Barry Ritholtz notes a bunch of things that have happened this year that have never happened before. A good reminder that knowing what has happened before can only help you so much:
One of the interesting aspects of this unprecedented housing collapse, credit crisis, economic recession and market crash has been all the new records we keep seeing:
• Over the past year, the S&P 500 index lost ~$1 trillion more than the entire 2000-2002 bear market, according to Standard & Poor’s. From the October 2007 highs of 1,565, to yesterday’s close of 806.58, the S&P 500 market capitalisation lost $6.69 trillion. That’s almost $1 trillion more than entire 2000-03 bear market losses of $5.76 trillion. (Marketwatch)
• The S&P 500 hasn’t been this far below its 200-day moving average on a percentage basis since The Great Depression. (Doug Kass)

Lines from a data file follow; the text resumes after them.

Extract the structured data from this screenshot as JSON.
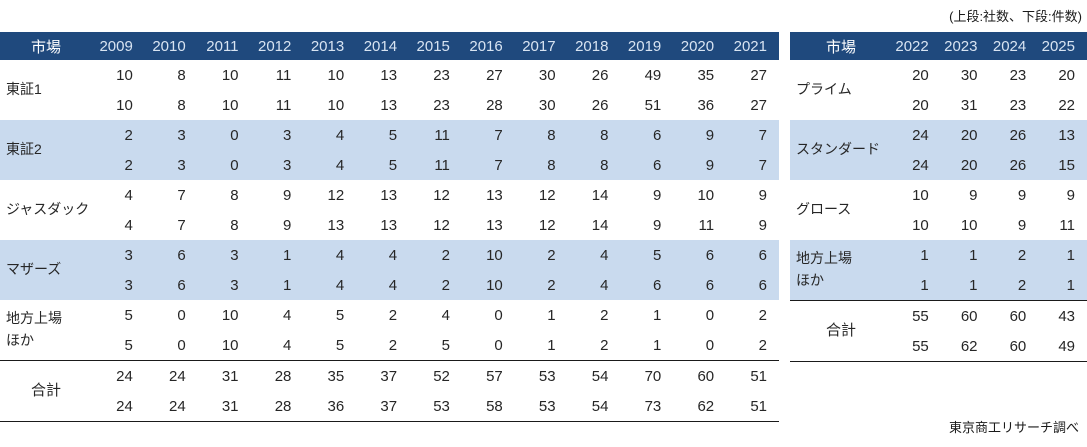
{
  "annotation": "(上段:社数、下段:件数)",
  "caption": "東京商工リサーチ調べ",
  "colors": {
    "header_bg": "#1F497D",
    "header_year_text": "#D8E4F2",
    "header_label_text": "#FFFFFF",
    "row_alt_bg": "#C9DAEE",
    "body_text": "#262626",
    "rule": "#1A1A1A"
  },
  "chart_data": [
    {
      "type": "table",
      "title": "市場別 上場企業数・件数 2009-2021",
      "header_label": "市場",
      "columns": [
        "2009",
        "2010",
        "2011",
        "2012",
        "2013",
        "2014",
        "2015",
        "2016",
        "2017",
        "2018",
        "2019",
        "2020",
        "2021"
      ],
      "rows": [
        {
          "label": "東証1",
          "shaded": false,
          "total": false,
          "upper": [
            10,
            8,
            10,
            11,
            10,
            13,
            23,
            27,
            30,
            26,
            49,
            35,
            27
          ],
          "lower": [
            10,
            8,
            10,
            11,
            10,
            13,
            23,
            28,
            30,
            26,
            51,
            36,
            27
          ]
        },
        {
          "label": "東証2",
          "shaded": true,
          "total": false,
          "upper": [
            2,
            3,
            0,
            3,
            4,
            5,
            11,
            7,
            8,
            8,
            6,
            9,
            7
          ],
          "lower": [
            2,
            3,
            0,
            3,
            4,
            5,
            11,
            7,
            8,
            8,
            6,
            9,
            7
          ]
        },
        {
          "label": "ジャスダック",
          "shaded": false,
          "total": false,
          "upper": [
            4,
            7,
            8,
            9,
            12,
            13,
            12,
            13,
            12,
            14,
            9,
            10,
            9
          ],
          "lower": [
            4,
            7,
            8,
            9,
            13,
            13,
            12,
            13,
            12,
            14,
            9,
            11,
            9
          ]
        },
        {
          "label": "マザーズ",
          "shaded": true,
          "total": false,
          "upper": [
            3,
            6,
            3,
            1,
            4,
            4,
            2,
            10,
            2,
            4,
            5,
            6,
            6
          ],
          "lower": [
            3,
            6,
            3,
            1,
            4,
            4,
            2,
            10,
            2,
            4,
            6,
            6,
            6
          ]
        },
        {
          "label": "地方上場\nほか",
          "shaded": false,
          "total": false,
          "upper": [
            5,
            0,
            10,
            4,
            5,
            2,
            4,
            0,
            1,
            2,
            1,
            0,
            2
          ],
          "lower": [
            5,
            0,
            10,
            4,
            5,
            2,
            5,
            0,
            1,
            2,
            1,
            0,
            2
          ]
        },
        {
          "label": "合計",
          "shaded": false,
          "total": true,
          "upper": [
            24,
            24,
            31,
            28,
            35,
            37,
            52,
            57,
            53,
            54,
            70,
            60,
            51
          ],
          "lower": [
            24,
            24,
            31,
            28,
            36,
            37,
            53,
            58,
            53,
            54,
            73,
            62,
            51
          ]
        }
      ]
    },
    {
      "type": "table",
      "title": "市場別 上場企業数・件数 2022-2025",
      "header_label": "市場",
      "columns": [
        "2022",
        "2023",
        "2024",
        "2025"
      ],
      "rows": [
        {
          "label": "プライム",
          "shaded": false,
          "total": false,
          "upper": [
            20,
            30,
            23,
            20
          ],
          "lower": [
            20,
            31,
            23,
            22
          ]
        },
        {
          "label": "スタンダード",
          "shaded": true,
          "total": false,
          "upper": [
            24,
            20,
            26,
            13
          ],
          "lower": [
            24,
            20,
            26,
            15
          ]
        },
        {
          "label": "グロース",
          "shaded": false,
          "total": false,
          "upper": [
            10,
            9,
            9,
            9
          ],
          "lower": [
            10,
            10,
            9,
            11
          ]
        },
        {
          "label": "地方上場\nほか",
          "shaded": true,
          "total": false,
          "upper": [
            1,
            1,
            2,
            1
          ],
          "lower": [
            1,
            1,
            2,
            1
          ]
        },
        {
          "label": "合計",
          "shaded": false,
          "total": true,
          "upper": [
            55,
            60,
            60,
            43
          ],
          "lower": [
            55,
            62,
            60,
            49
          ]
        }
      ]
    }
  ]
}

• CPI: U.S. consumer prices in October registered their largest single-month decline since before World War II. It is the largest monthly drop in the 61-year history of the data;
• The dividend yield on the S&P 500 is now greater than the yield on the 10-year Treasury. That hasn’t happened since 1958. (Barron’s) [Worth noting that most old hands took the 1958 inversion as a strong sell signal. They’ve had to wait until now to be proven “right.”–HB]
• First-time claims for U.S. unemployment insurance rose to the highest level since September 2001. The total number of people on unemployment benefit rolls jumped to the highest level since 1983.
• Housing starts fell to 791,000, off 38% from a year ago. That’s the slowest pace of starts since data began being compiled in 1959. Starts are now down 65% from the early 2006 peak — this has become the very worst housing downturn on record.
• Permits for new houses, at a 708,000 pace, were off 40% from a year ago, also the lowest total since it has been tracked starting in 1960. Put this into context of population — in 1960, the total U.S. population stood at 180 million — 60% of today’s 300 million.
• more Doug Kass: The 30-year return for BBB-rated corporate bonds is now greater than the 30-year return for stocks. So it has not paid to take equity risk for 30 years! (The Street.com)
• The TIPS Spread ( Treasury Inflation Protected Securities versus the 10-year Treasury) is at a record low 54 basis points (1997)
• The Russell 3,000 now has 1228 stocks a share price under $10. That’s 42% of the index. At the market’s 2002 lows, there were significantly less stocks trading below $10/share — just 884 (Bespoke Group).